The Cadogan Hall in Chelsea is a former Christian Science Church designed by Robert Fellowes Chisholm in the Byzantine Revival style with some eastern elements (Photograph: Patrick Comerford, 2022)

Patrick Comerford

The Cadogan Hall is a 950-seat concert hall in the heart of Chelsea, off Sloane Square and Sloane Street, between Sloane Terrace and Wilbraham Place. This impressive building is the home of the Royal Philharmonic Orchestra. It is only steps away from Holy Trinity Church, Sloane Square, and with its domed campanile it too looks a church or, perhaps even, a mosque – because the building was designed as a Christian Science Church over a century ago.

The church was designed by Robert Fellowes Chisholm (1840-1915), and when it opened in 1907 it could hold a congregation of up to 1,400 people.

The Christian Science movement was founded by Mary Baker Eddy in Boston in 1879. The first Christian Scientists on these islands were Graves Colles and Marjorie Colles of Killiney, Co Dublin, some time around 1888-1893, and Christian Science came to Britain in 1890.

Mary Baker Eddy sent students to London, where fashionable West End women began to be attracted to it. The first Christian Science services in London were in one of the Portman Rooms, Baker Street and Dorset Street, in February 1896.

Three years after the original ‘Mother Church’ was completed in Boston, the London congregation moved into the old Spanish and Portuguese Synagogue in Bryanston Street, near Marble Arch, in 1897.

The former Sephardic synagogue in Marylebone was built in 1861, but closed in 1896 when the congregation moved to Lauderdale Road. The building was remodelled and when it opened in late 1897 it was the first Christian Science church in Europe.

The former Christian Science church was built on the site of a disused Wesleyan chapel in Chelsea in 1904-1909 (Photograph: Patrick Comerford, 2022)

Less than two decades later, the members bought a disused Wesleyan chapel on a freehold site in Chelsea for almost £40,000 in April 1903 and hired Chisholm as the architect for a new church. When building their own churches, Christian Scientists looked to their churches in Boston as examples. But Chisholm had worked in eastern architectural idioms in India, and provided a completely original design for the new Christian Science church in London.

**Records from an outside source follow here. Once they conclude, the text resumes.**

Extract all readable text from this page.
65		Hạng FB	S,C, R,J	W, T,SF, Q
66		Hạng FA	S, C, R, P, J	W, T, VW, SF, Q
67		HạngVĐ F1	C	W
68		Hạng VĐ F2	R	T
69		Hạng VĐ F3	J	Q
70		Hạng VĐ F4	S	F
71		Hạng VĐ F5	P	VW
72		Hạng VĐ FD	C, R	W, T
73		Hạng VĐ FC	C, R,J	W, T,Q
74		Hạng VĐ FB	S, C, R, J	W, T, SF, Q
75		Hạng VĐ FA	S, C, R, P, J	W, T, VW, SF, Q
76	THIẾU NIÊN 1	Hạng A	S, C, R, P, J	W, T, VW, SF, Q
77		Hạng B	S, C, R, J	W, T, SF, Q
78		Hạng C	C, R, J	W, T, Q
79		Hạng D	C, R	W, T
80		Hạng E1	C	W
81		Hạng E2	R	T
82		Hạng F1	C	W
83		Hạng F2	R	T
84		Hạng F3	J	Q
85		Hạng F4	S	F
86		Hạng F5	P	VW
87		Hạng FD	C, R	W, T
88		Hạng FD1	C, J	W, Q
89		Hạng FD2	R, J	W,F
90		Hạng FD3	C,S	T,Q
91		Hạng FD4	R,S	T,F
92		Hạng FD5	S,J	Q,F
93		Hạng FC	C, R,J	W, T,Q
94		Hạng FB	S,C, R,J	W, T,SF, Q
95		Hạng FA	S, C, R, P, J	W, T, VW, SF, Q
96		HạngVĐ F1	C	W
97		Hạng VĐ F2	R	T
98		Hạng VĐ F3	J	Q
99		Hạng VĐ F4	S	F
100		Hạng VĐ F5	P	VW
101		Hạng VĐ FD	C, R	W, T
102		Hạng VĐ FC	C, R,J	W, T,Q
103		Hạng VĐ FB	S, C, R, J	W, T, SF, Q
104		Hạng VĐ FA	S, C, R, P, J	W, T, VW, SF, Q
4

However, a more traditional plan was asked for, and Chisholm provided a more traditional design in the Byzantine Revival style, with some eastern elements and seven coupled windows across the façade.

Chisholm was a pioneer the Indo-Saracenic style of architecture in Madras. The Indo-Saracenic style was also known as Indo-Gothic, Mughal-Gothic, Neo-Mughal, or Hindoo style. This revivalist architectural style was used by many British architects in India in the late 19th century, especially in public and government buildings for the British Raj and palaces for princely rulers. It drew stylistic and decorative elements from native Indo-Islamic architecture, especially Mughal architecture, and, less often, from Hindu temple architecture.

Chisholm was born in London and even in his youth he was recognised as a talented landscape painter. He moved to Madras in 1865, where he became head of the school of industrial art.

Chisholm began to design the older building of Presidency College, Madras (1865-1870). His first buildings were in the Renaissance and Gothic styles, and he designed or rebuilt the Presidency College, Madras (1865-1870), the Nilgiri Library (1869) and the Lawrence Memorial School in in Ootacamund (1865-1869). The revenue board building in the Chepauk Palace complex (1871) was his first building in the ‘Indo-Saracenic’ style.

Chisholm became Consulting Architect to the Government of Madras in 1872, and designed the Napier Museum, Trivandrum, the Senate buildings of the University of Madras (1874-1879), the offices of P Orr & Sons and the Post and Telegraph Office in Ootacamund (1875-1883), and he enlarged and built a pavilion at the MA Chidambaram Stadium. He also designed the Bombay Municipal Offices and the immense Laxmi Vilas Palace in Baroda (Vadodara) in 1880-1890.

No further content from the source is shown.